His team principal read the same moment as risk management, not error. The concern, Vasseur explained, was Russell behind on fresh tyres if the race restarted. "You can discuss about Lewis, if it was the good call to pit," he said. "But if you don't pit, Russell pits, he's with new soft, and we are with old hards in front of him, and we are taking the risk."
Vasseur conceded it was a bet that didn't land, without disowning it. "Unfortunately, I didn't have my crystal ball with me, so I couldn't predict whether we would lose a place or not. It was a gamble," he said. "We were a bit surprised that the Safety Car could stay so long, and we were expecting a restart. But if I have to do it now, I will do the same."

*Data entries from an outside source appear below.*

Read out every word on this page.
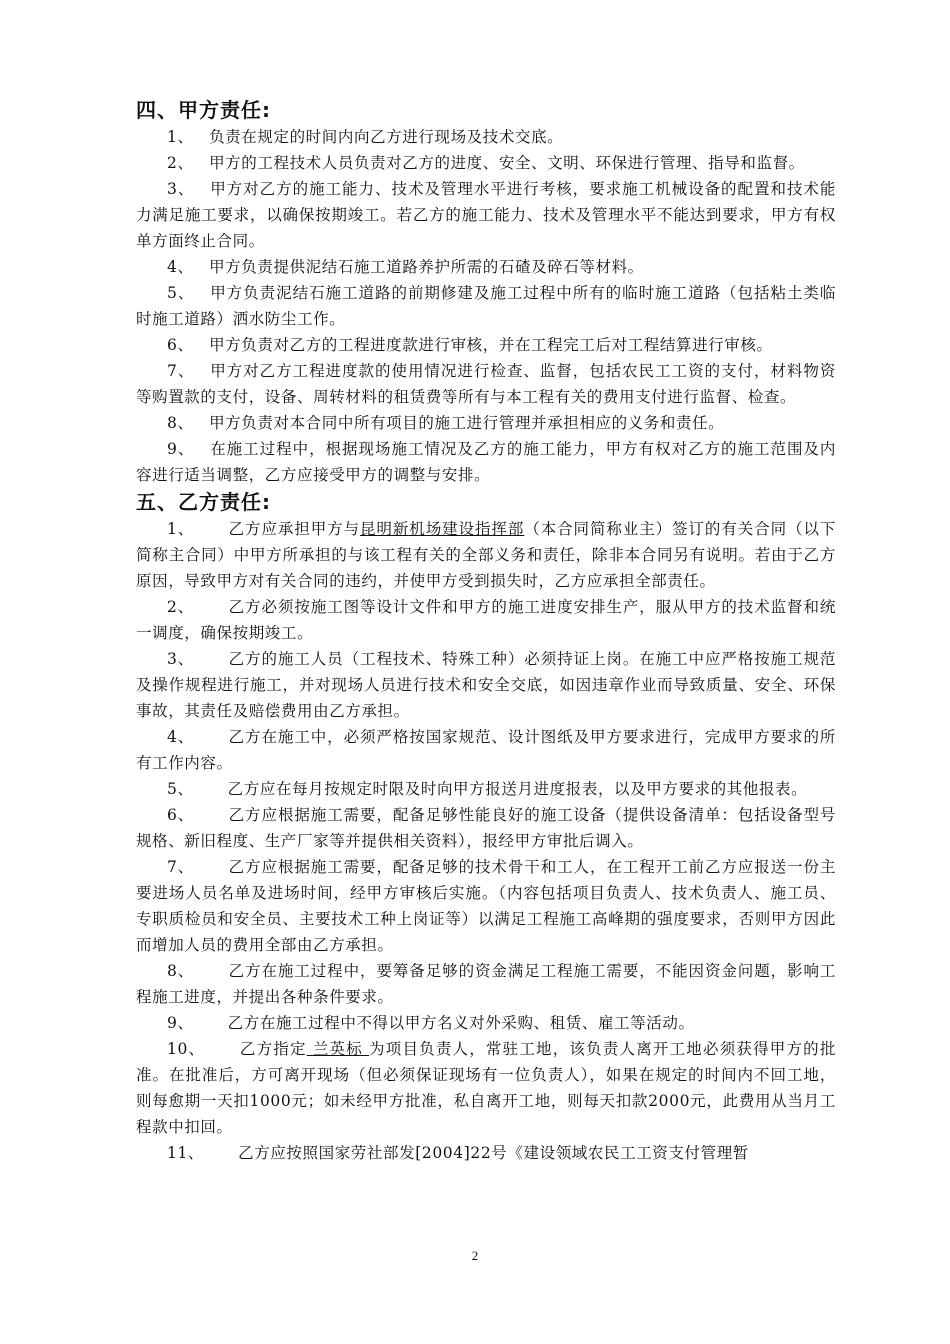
四、甲方责任:

1、 负责在规定的时间内向乙方进行现场及技术交底。

2、 甲方的工程技术人员负责对乙方的进度、安全、文明、环保进行管理、指导和监督。

3、 甲方对乙方的施工能力、技术及管理水平进行考核，要求施工机械设备的配置和技术能力满足施工要求，以确保按期竣工。若乙方的施工能力、技术及管理水平不能达到要求，甲方有权单方面终止合同。

4、 甲方负责提供泥结石施工道路养护所需的石碴及碎石等材料。

5、 甲方负责泥结石施工道路的前期修建及施工过程中所有的临时施工道路（包括粘土类临时施工道路）洒水防尘工作。

6、 甲方负责对乙方的工程进度款进行审核，并在工程完工后对工程结算进行审核。

7、 甲方对乙方工程进度款的使用情况进行检查、监督，包括农民工工资的支付，材料物资等购置款的支付，设备、周转材料的租赁费等所有与本工程有关的费用支付进行监督、检查。

8、 甲方负责对本合同中所有项目的施工进行管理并承担相应的义务和责任。

9、 在施工过程中，根据现场施工情况及乙方的施工能力，甲方有权对乙方的施工范围及内容进行适当调整，乙方应接受甲方的调整与安排。

五、乙方责任:

1、 乙方应承担甲方与昆明新机场建设指挥部（本合同简称业主）签订的有关合同（以下简称主合同）中甲方所承担的与该工程有关的全部义务和责任，除非本合同另有说明。若由于乙方原因，导致甲方对有关合同的违约，并使甲方受到损失时，乙方应承担全部责任。

2、 乙方必须按施工图等设计文件和甲方的施工进度安排生产，服从甲方的技术监督和统一调度，确保按期竣工。

3、 乙方的施工人员（工程技术、特殊工种）必须持证上岗。在施工中应严格按施工规范及操作规程进行施工，并对现场人员进行技术和安全交底，如因违章作业而导致质量、安全、环保事故，其责任及赔偿费用由乙方承担。

4、 乙方在施工中，必须严格按国家规范、设计图纸及甲方要求进行，完成甲方要求的所有工作内容。

5、 乙方应在每月按规定时限及时向甲方报送月进度报表，以及甲方要求的其他报表。

6、 乙方应根据施工需要，配备足够性能良好的施工设备（提供设备清单：包括设备型号规格、新旧程度、生产厂家等并提供相关资料），报经甲方审批后调入。

7、 乙方应根据施工需要，配备足够的技术骨干和工人，在工程开工前乙方应报送一份主要进场人员名单及进场时间，经甲方审核后实施。（内容包括项目负责人、技术负责人、施工员、专职质检员和安全员、主要技术工种上岗证等）以满足工程施工高峰期的强度要求，否则甲方因此而增加人员的费用全部由乙方承担。

8、 乙方在施工过程中，要筹备足够的资金满足工程施工需要，不能因资金问题，影响工程施工进度，并提出各种条件要求。

9、 乙方在施工过程中不得以甲方名义对外采购、租赁、雇工等活动。

10、 乙方指定 兰英标 为项目负责人，常驻工地，该负责人离开工地必须获得甲方的批准。在批准后，方可离开现场（但必须保证现场有一位负责人），如果在规定的时间内不回工地，则每愈期一天扣1000元；如未经甲方批准，私自离开工地，则每天扣款2000元，此费用从当月工程款中扣回。

11、 乙方应按照国家劳社部发[2004]22号《建设领域农民工工资支付管理暂

2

For Leclerc, none of that dented the day. "It feels incredible," he said. "Unfortunately the end was maybe not the one I will have dreamt of but to win after the last few weekends that have been particularly difficult, all the work that we put into trying to get the feeling back in the car. Today, the feeling was back where it needs to be. I'm so incredibly happy."
Vasseur, too, wanted the scoreboard to do the talking. "The mood is incredibly positive because it's obviously a fantastic result for the team," he said. "P1 and P3 are a good result for the team and a great result for Charles."
Third place still counts as a home podium in Hamilton's debut Ferrari season. But losing it to a strategy call he openly disagreed with is the sort of thing that outlasts the result sheet — two team-mates reading the same 20-second stop in the pit lane in completely different ways.